The long train ride offered the perfect opportunity to catch up on some audiobooks and ponder life’s wonders. I had come to Asia in part for spiritual growth, and I felt the connection to my inner self grow exponentially while in Taiwan. I looked back on my tumultuous years prior with nothing but a deep understanding of their importance. It felt as though I was sitting inside the protective vessel of my body, indulging in the magic that surrounded me, absent of the mind that once took over my life. I felt overwhelming amounts of gratitude, significance, love, excitement, purity, and happiness. I had experienced moments like this in meditation, but they always subsided with time and rarely occurred this intensely. I marinated in this state of bliss while I watched the countryside pass by the window. Four hours had passed and we slowed to a stop at Ji’An station.

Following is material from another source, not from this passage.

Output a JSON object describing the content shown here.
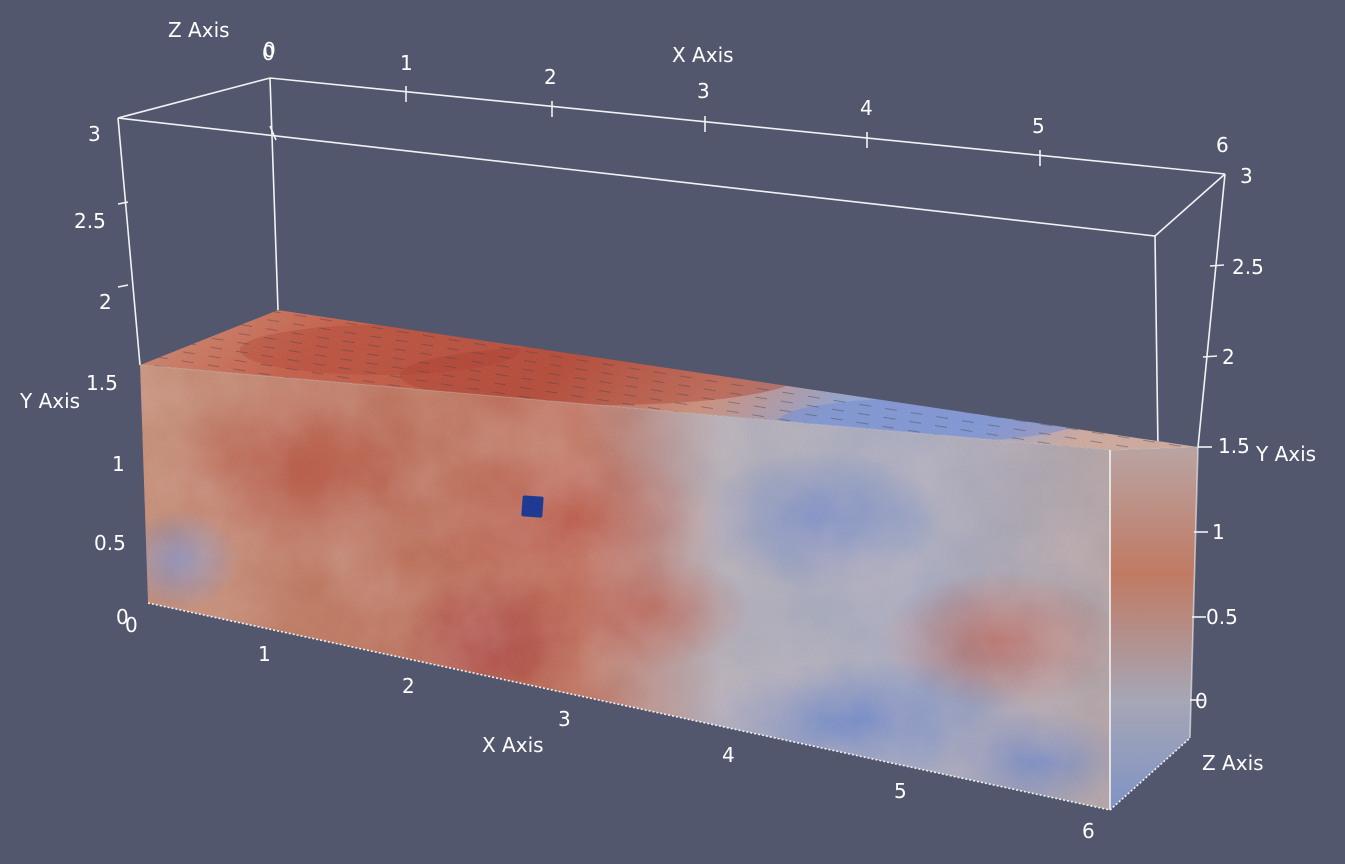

Our hotel was less than a mile from the station, so with 2 backpacks and now a third bag carrying our Muay Thai gear, we walked to Fang Yi B&B. It was located on a small side street just off a main road. There were no distinctive markings outside the building, but we were able to find the entrance. A girl in her twenties greeted us and gave us “house slippers” before welcoming us inside. Her english was impeccable and she greeted us by name. Her name was Stacy. The home was owned by her mother, who rented out multiple rooms upstairs. The home was filled with exotic furniture, large crystal statues, and photos of her mom’s dancing career. The entire place felt like home. Starving from the train ride, we checked in and looked for a place to grab some food.

On Google Maps, I noticed a little cafe located nearby called the Aqua Cafe. Little did we know that Taiwan would become home to the greatest waffles and lattes of all time. The inside of the cafe had an under the sea vibe, with blue aimg_9940nd white walls and window murals of the ocean. The owner was so kind and created a true masterpiece for our late lunch.